With the ability to contract out of proportionate liability legislation in NSW, WA, TAS (and possibly other states with the exception of QLD), contracts are commonly amended to exclude the operation of proportionate legislation, which constitutes a major risk to contractors and engineers from a commercial and, just as importantly, an insurance perspective.
Whilst some may argue the ability to contract out allows the parties to more accurately allocate risk, it would seem more likely that the party with the strongest bargaining power simply offloads their risk without specific regard to the consequences, including the ability of other parties to the contract to manage or bear that risk. This also therefore increases the probability of negative consequences in respect of the contractor’s ability to rely upon insurance to respond adequately to these increased levels of risk.
An example of a typical contracting out clause is illustrated by the Roads & Maritime Services standard GC-21 (2016) via a rather inconspicuous clause (contained within page 63 of the 114-page contract), which states via clause 20:
“Proportionate Liability – Is proportionate liability excluded from this Contract (Yes/No) Yes”.
The pro-forma RMS GC-21 automatically excludes the operation of proportionate liability and no doubt, there would be many unaware of its potential impact with regard to their broader commercial and insurance positions.
The negative impact of parties contracting out is exacerbated when considering most insurance policies generally exclude all contractually assumed liabilities.

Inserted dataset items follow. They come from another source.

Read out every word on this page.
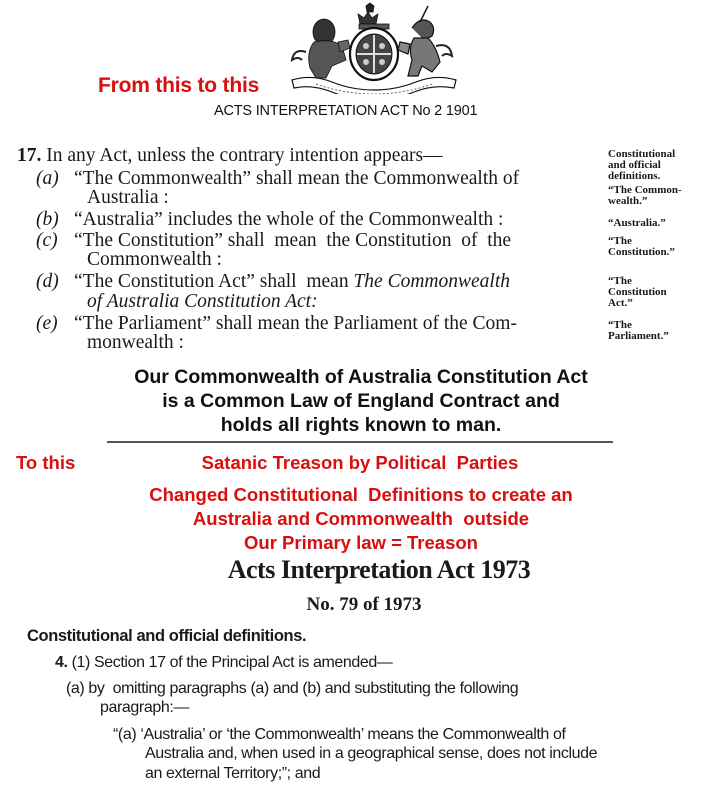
From this to this
ACTS INTERPRETATION ACT No 2 1901
17. In any Act, unless the contrary intention appears—
(a) “The Commonwealth” shall mean the Commonwealth of
Australia :
(b) “Australia” includes the whole of the Commonwealth :
(c) “The Constitution” shall  mean  the Constitution  of  the
Commonwealth :
(d) “The Constitution Act” shall  mean The Commonwealth
of Australia Constitution Act:
(e) “The Parliament” shall mean the Parliament of the Com-
monwealth :
Constitutional
and official
definitions.
“The Common-
wealth.”
“Australia.”
“The
Constitution.”
“The
Constitution
Act.”
“The
Parliament.”
Our Commonwealth of Australia Constitution Act
is a Common Law of England Contract and
holds all rights known to man.
To this	Satanic Treason by Political  Parties
Changed Constitutional  Definitions to create an
Australia and Commonwealth  outside
Our Primary law = Treason
Acts Interpretation Act 1973
No. 79 of 1973
Constitutional and official definitions.
4. (1) Section 17 of the Principal Act is amended—
(a) by  omitting paragraphs (a) and (b) and substituting the following
paragraph:—
“(a) ‘Australia’ or ‘the Commonwealth’ means the Commonwealth of
Australia and, when used in a geographical sense, does not include
an external Territory;”; and
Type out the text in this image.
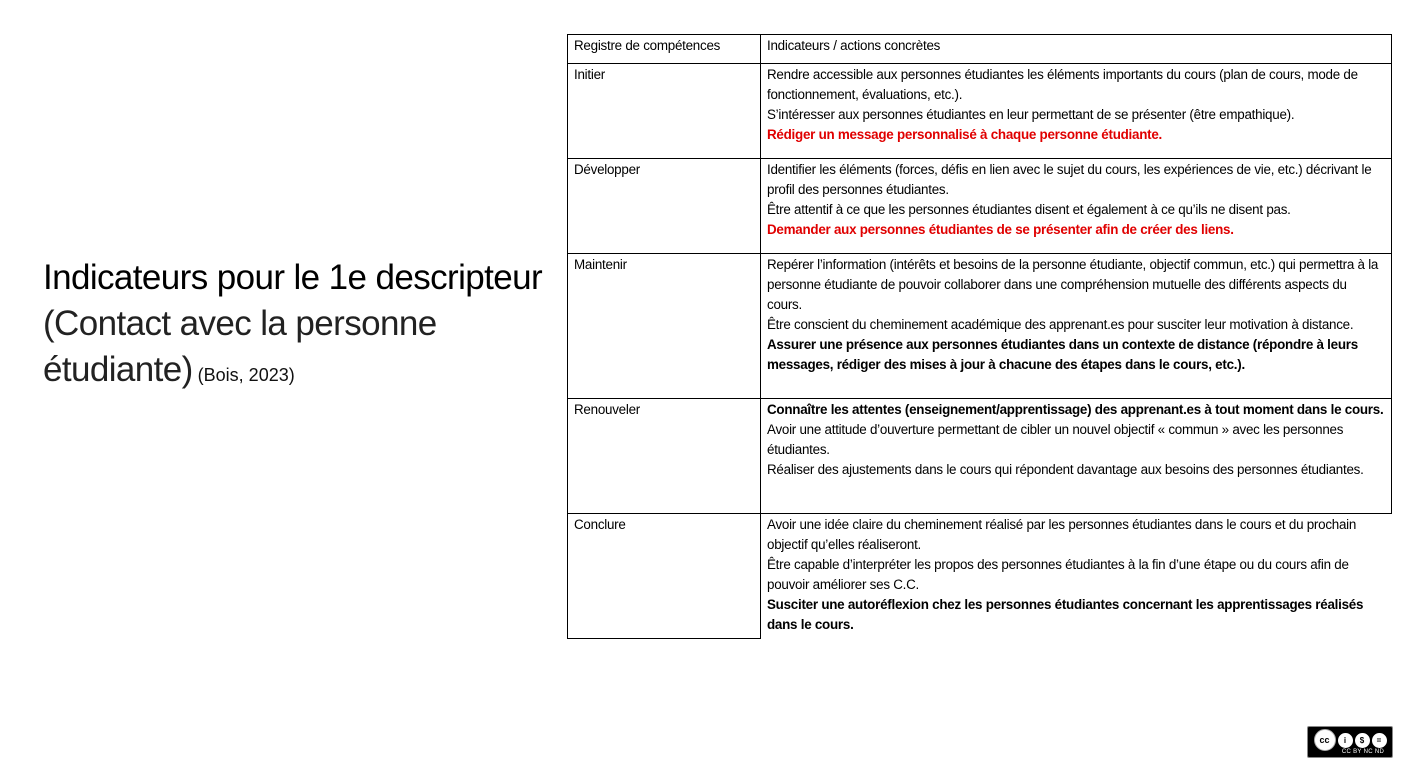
Indicateurs pour le 1e descripteur (Contact avec la personne étudiante) (Bois, 2023)
Registre de compétences	Indicateurs / actions concrètes
Initier	Rendre accessible aux personnes étudiantes les éléments importants du cours (plan de cours, mode de fonctionnement, évaluations, etc.).

S’intéresser aux personnes étudiantes en leur permettant de se présenter (être empathique).

Rédiger un message personnalisé à chaque personne étudiante.

Développer	Identifier les éléments (forces, défis en lien avec le sujet du cours, les expériences de vie, etc.) décrivant le profil des personnes étudiantes.

Être attentif à ce que les personnes étudiantes disent et également à ce qu’ils ne disent pas.

Demander aux personnes étudiantes de se présenter afin de créer des liens.

Maintenir	Repérer l’information (intérêts et besoins de la personne étudiante, objectif commun, etc.) qui permettra à la personne étudiante de pouvoir collaborer dans une compréhension mutuelle des différents aspects du cours.

Être conscient du cheminement académique des apprenant.es pour susciter leur motivation à distance.

Assurer une présence aux personnes étudiantes dans un contexte de distance (répondre à leurs messages, rédiger des mises à jour à chacune des étapes dans le cours, etc.).

Renouveler	Connaître les attentes (enseignement/apprentissage) des apprenant.es à tout moment dans le cours.

Avoir une attitude d’ouverture permettant de cibler un nouvel objectif « commun » avec les personnes étudiantes.

Réaliser des ajustements dans le cours qui répondent davantage aux besoins des personnes étudiantes.

Conclure	Avoir une idée claire du cheminement réalisé par les personnes étudiantes dans le cours et du prochain objectif qu’elles réaliseront.

Être capable d’interpréter les propos des personnes étudiantes à la fin d’une étape ou du cours afin de pouvoir améliorer ses C.C.

Susciter une autoréflexion chez les personnes étudiantes concernant les apprentissages réalisés dans le cours.

cc	i	$	=
CC BY NC ND
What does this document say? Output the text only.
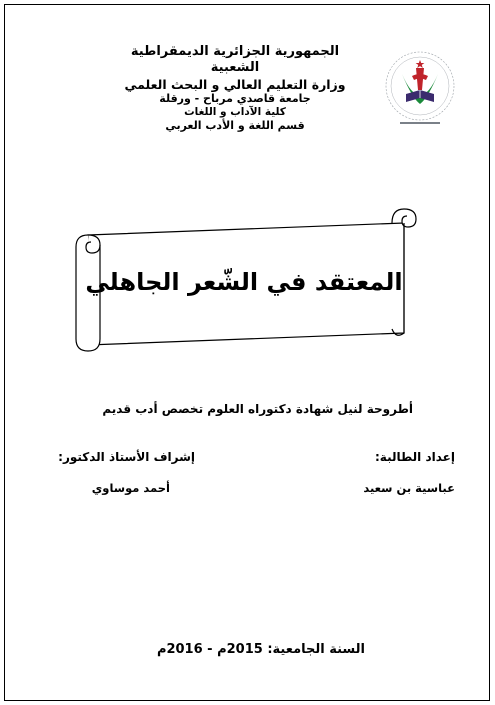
الجمهورية الجزائرية الديمقراطية الشعبية
وزارة التعليم العالي و البحث العلمي
جامعة قاصدي مرباح - ورقلة
كلية الآداب و اللغات
قسم اللغة و الأدب العربي
المعتقد في الشّعر الجاهلي
أطروحة لنيل شهادة دكتوراه العلوم تخصص أدب قديم
إعداد الطالبة:
إشراف الأستاذ الدكتور:
عباسية بن سعيد
أحمد موساوي
السنة الجامعية: 2015م - 2016م
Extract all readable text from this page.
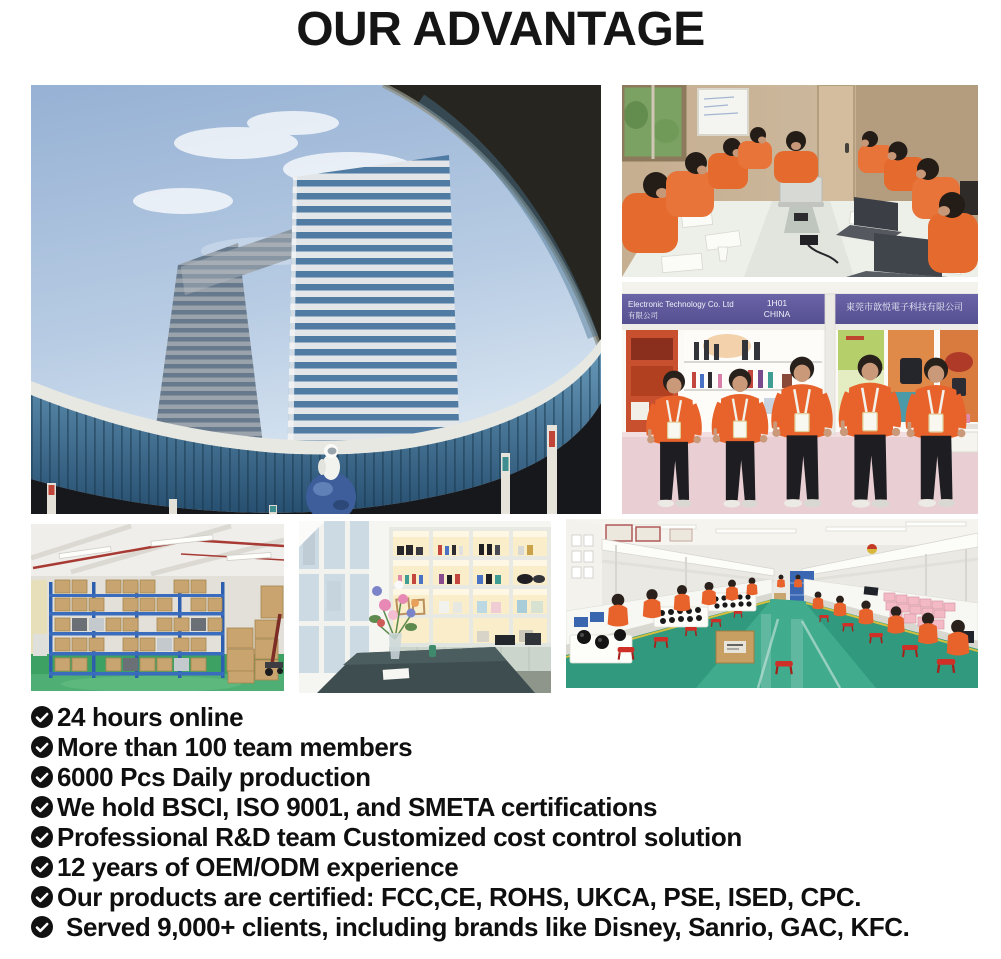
OUR ADVANTAGE
Electronic Technology Co. Ltd
有限公司
1H01
CHINA
東莞市歆悦電子科技有限公司
24 hours online
More than 100 team members
6000 Pcs Daily production
We hold BSCI, ISO 9001, and SMETA certifications
Professional R&D team Customized cost control solution
12 years of OEM/ODM experience
Our products are certified: FCC,CE, ROHS, UKCA, PSE, ISED, CPC.
Served 9,000+ clients, including brands like Disney, Sanrio, GAC, KFC.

Agreeing to contract out of the operation of proportionate liability is a contractually assumed liability that would not have existed outside the contract and therefore requires consideration when designing an insurance program, with particular regard given to both Professional Indemnity and Public Liability.
These policies will generally contain specific exclusions relating to contractual liability and many will also extend to include a range of additional limitations specifically relating to Proportionate Liability given its universal usage across both the public and private sectors.
Insurers will commonly issue policies that contain clauses to affect that:
“Insurers shall not be liable to indemnify the Insured in respect of liability to pay compensation where the liability has been assumed solely under an agreement or contract unless such liability would have attached in the absence of such agreement or contract”.
Whilst all policies of insurance will vary from carrier to carrier, there is uniformity in terms of their inability and unwillingness to assume these types of contractually assumed liabilities. In our view, the resulting consequences for the broader construction and engineering markets are acute, leaving many businesses unknowingly exposed to extreme levels of risk with the potential to do irreparable damage to their businesses should they ever need to make a claim.
The potential for adverse consequences with regard to insurance only become greater when contractors enter into more complex contractual arrangements commonly also involving issues relating to Novation of Design, Breaches of Contract, Deeds of Indemnity, Capped Liability Schemes, accepting Fitness for Purpose, Warranties/Guarantees, and any number of other general contractual indemnities in addition to the contracting out of Proportionate Liability.
To identify areas of potential concern, contractors should seek advice from their brokers with regard to any Contractual Liability exclusions that may exist within their broader insurance program. It would also be advisable to provide copies of new and existing contracts for the purpose of identifying areas where your insurance program may not accommodate specific contractually assumed liabilities.